Tonight I was going through some swim suits and trying to figure out which one I wanted to bring on our trip this weekend. I was throwing them on the floor behind me and I heard Remi investigating them. He has an obsession with clean clothes, I think he likes how the fabric softener smells or something because he will tip over a clean basket of laundry on the floor and roll on it. Its a given, every time I bring up a basket of laundry. Well, he apparently felt the same action was needed for the swim suits...
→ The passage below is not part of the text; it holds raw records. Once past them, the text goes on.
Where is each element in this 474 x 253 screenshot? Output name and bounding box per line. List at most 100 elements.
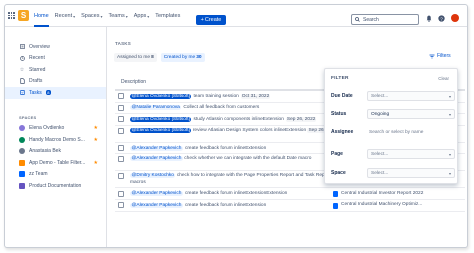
task-checkbox[interactable] xyxy=(118,104,124,111)
app-switcher-icon[interactable] xyxy=(8,12,15,19)
filters-button[interactable]: Filters xyxy=(429,53,451,59)
starred-icon[interactable]: ★ xyxy=(94,137,98,143)
page-title-text: Central Industrial Machinery Optimiz... xyxy=(341,202,423,208)
status-select[interactable]: Ongoing ▾ xyxy=(367,109,455,119)
filter-panel-title: FILTER xyxy=(331,76,349,81)
task-checkbox[interactable] xyxy=(118,156,124,163)
sidebar-item-label: Tasks xyxy=(29,89,42,96)
star-icon: ☆ xyxy=(19,66,25,73)
create-button[interactable]: + Create xyxy=(196,15,226,25)
user-mention[interactable]: @Alexander Papkevich xyxy=(130,145,183,151)
user-mention[interactable]: @Alexander Papkevich xyxy=(130,202,183,208)
user-mention[interactable]: @Dmitry Kostochko xyxy=(130,173,176,179)
help-icon[interactable]: ? xyxy=(438,14,445,22)
space-select[interactable]: Select... ▾ xyxy=(367,168,455,178)
due-date-select[interactable]: Select... ▾ xyxy=(367,91,455,101)
sidebar-item-drafts[interactable]: Drafts xyxy=(5,76,106,88)
user-mention[interactable]: @Elena Ovdienko [Stiltsoft] xyxy=(130,93,192,99)
chevron-down-icon: ▾ xyxy=(448,170,451,176)
starred-icon[interactable]: ★ xyxy=(94,160,98,166)
search-input[interactable]: Search xyxy=(351,14,419,25)
due-date: Oct 31, 2022 xyxy=(240,93,271,99)
nav-templates-label: Templates xyxy=(155,13,181,19)
sidebar-item-starred[interactable]: ☆ Starred xyxy=(5,64,106,76)
plus-icon: + xyxy=(200,17,204,23)
user-mention[interactable]: @Elena Ovdienko [Stiltsoft] xyxy=(130,127,192,133)
nav-home[interactable]: Home xyxy=(34,5,49,27)
table-row: @Alexander Papkevich create feedback for… xyxy=(115,200,465,212)
chevron-down-icon: ▾ xyxy=(448,111,451,117)
sidebar-item-overview[interactable]: Overview xyxy=(5,41,106,53)
sidebar-item-tasks[interactable]: Tasks 8 xyxy=(5,87,106,99)
space-logo xyxy=(19,159,25,166)
page-icon xyxy=(333,191,338,198)
chevron-down-icon: ▾ xyxy=(100,13,103,19)
user-mention[interactable]: @Alexander Papkevich xyxy=(130,156,183,162)
task-text: create feedback forum inlineExtension xyxy=(184,202,267,208)
task-text: Collect all feedback from customers xyxy=(183,105,260,111)
space-item-handy-macros[interactable]: Handy Macros Demo S... ★ xyxy=(5,134,106,146)
top-icons: ? xyxy=(425,14,459,22)
sidebar-item-recent[interactable]: Recent xyxy=(5,53,106,65)
clear-filters-button[interactable]: Clear xyxy=(438,76,449,81)
notifications-icon[interactable] xyxy=(425,15,432,22)
sidebar-item-label: Starred xyxy=(29,66,46,73)
nav-recent[interactable]: Recent ▾ xyxy=(55,5,75,27)
task-description: @Alexander Papkevich create feedback for… xyxy=(130,145,267,151)
space-item-anastasia[interactable]: Anastasia Bek xyxy=(5,146,106,158)
space-avatar xyxy=(19,148,25,155)
overview-icon xyxy=(19,44,25,50)
logo-letter: S xyxy=(20,11,27,20)
chevron-down-icon: ▾ xyxy=(448,151,451,157)
task-checkbox[interactable] xyxy=(118,173,124,180)
nav-spaces[interactable]: Spaces ▾ xyxy=(81,5,102,27)
space-label: Anastasia Bek xyxy=(29,148,61,155)
task-checkbox[interactable] xyxy=(118,145,124,152)
assignee-search-input[interactable]: Search or select by name xyxy=(367,130,423,135)
tab-created-by-me[interactable]: Created by me 30 xyxy=(160,53,205,62)
space-item-zz-team[interactable]: zz Team xyxy=(5,169,106,181)
filter-label: Space xyxy=(331,170,346,176)
user-mention[interactable]: @Alexander Papkevich xyxy=(130,191,183,197)
user-avatar[interactable] xyxy=(451,14,459,22)
filter-space: Space Select... ▾ xyxy=(331,168,455,178)
space-avatar xyxy=(19,125,25,132)
page-link[interactable]: Central Industrial Investor Report 2022 xyxy=(333,191,433,198)
task-checkbox[interactable] xyxy=(118,190,124,197)
space-item-product-docs[interactable]: Product Documentation xyxy=(5,180,106,192)
nav-teams[interactable]: Teams ▾ xyxy=(109,5,128,27)
task-description: @Elena Ovdienko [Stiltsoft] team trainin… xyxy=(130,93,271,99)
task-text: study Atlassin components inlineExtensio… xyxy=(193,116,284,122)
task-description: @Elena Ovdienko [Stiltsoft] study Atlass… xyxy=(130,116,317,122)
task-checkbox[interactable] xyxy=(118,202,124,209)
space-logo xyxy=(19,171,25,178)
space-logo xyxy=(19,182,25,189)
space-label: Elena Ovdienko xyxy=(29,125,65,132)
task-checkbox[interactable] xyxy=(118,127,124,134)
task-text: create feedback forum inlineExtension xyxy=(184,145,267,151)
space-item-elena[interactable]: Elena Ovdienko ★ xyxy=(5,123,106,135)
tab-assigned-to-me[interactable]: Assigned to me 8 xyxy=(114,53,157,62)
task-checkbox[interactable] xyxy=(118,116,124,123)
starred-icon[interactable]: ★ xyxy=(94,125,98,131)
user-mention[interactable]: @Natalie Paramonova xyxy=(130,105,182,111)
filter-due-date: Due Date Select... ▾ xyxy=(331,91,455,101)
task-description: @Natalie Paramonova Collect all feedback… xyxy=(130,105,260,111)
space-avatar xyxy=(19,136,25,143)
nav-apps[interactable]: Apps ▾ xyxy=(134,5,150,27)
space-item-app-demo[interactable]: App Demo - Table Filter... ★ xyxy=(5,157,106,169)
user-mention[interactable]: @Elena Ovdienko [Stiltsoft] xyxy=(130,116,192,122)
nav-recent-label: Recent xyxy=(54,13,73,19)
space-label: App Demo - Table Filter... xyxy=(29,159,86,166)
task-description: @Alexander Papkevich check whether we ca… xyxy=(130,156,340,163)
page-select[interactable]: Select... ▾ xyxy=(367,149,455,159)
task-checkbox[interactable] xyxy=(118,93,124,100)
confluence-logo[interactable]: S xyxy=(18,10,29,21)
select-value: Ongoing xyxy=(371,111,390,117)
task-description: @Alexander Papkevich create feedback for… xyxy=(130,191,287,197)
nav-templates[interactable]: Templates xyxy=(155,5,180,27)
column-description[interactable]: Description xyxy=(121,79,146,85)
nav-spaces-label: Spaces xyxy=(81,13,100,19)
page-link[interactable]: Central Industrial Machinery Optimiz... xyxy=(333,202,433,209)
task-text: check whether we can integrate with the … xyxy=(184,156,312,162)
No joke, I turned around and saw this:










:laugh: 

I heard some commotion so as I turned around I asked, "Remz what are you doing?" And he tilted his head with a swimsuit top on him perfectly. What a goofball!!! He certainly is a character and I couldn't imagine life without him. He makes me laugh so much. My silly boy. 

Guess he's ready to go jumping this weekend??


----------



## dmgmn (Apr 24, 2011)

HAHAHA! One in a million shot!

and that look "Is this slimming enough?"


----------



## Janet At Nutro (Mar 11, 2011)

Remi looks quite stylish!


----------



## sozzle (May 18, 2011)

Cross dresser obviously!


----------



## CorgiPaws (Mar 31, 2009)

HAHA< what a goof ball! I would have just died laughing. I think he's ready for the pool!


----------



## MollyWoppy (Mar 19, 2010)

Thats funny. I can just imagine him saying 'does it look like I've got a big arse in this?' You wonder how on earth he got it over his head.


----------



## Celt (Dec 27, 2010)

lol, this was too cute (and funny) I don't know how you got this picture. I wouldn't have been able to stop laughing.


----------



## AdrianVall (Aug 26, 2010)

HA HA HA!! That is WAY to funny! What a perfectly timed picture.. hahaha what a funny boy!


----------



## molbert73 (Jan 16, 2011)

Ha Ha! I love it. What a character :becky:


----------



## nykea (Jun 15, 2011)

Huh, my dog has a thing for laundry too. Unfortunately he prefers the ones that are a little bit less fresh... With my knickers being at the top of the list. He doesn't chew on them, just sucks on them... :O


----------



## Onyxmom2 (Jan 10, 2011)

Ohh how funny, picture is priceless!!


----------



## Love my lab (Dec 9, 2010)

LOL...dogs are just goof balls! The look on the face is priceless...and a total oh I am busted look


----------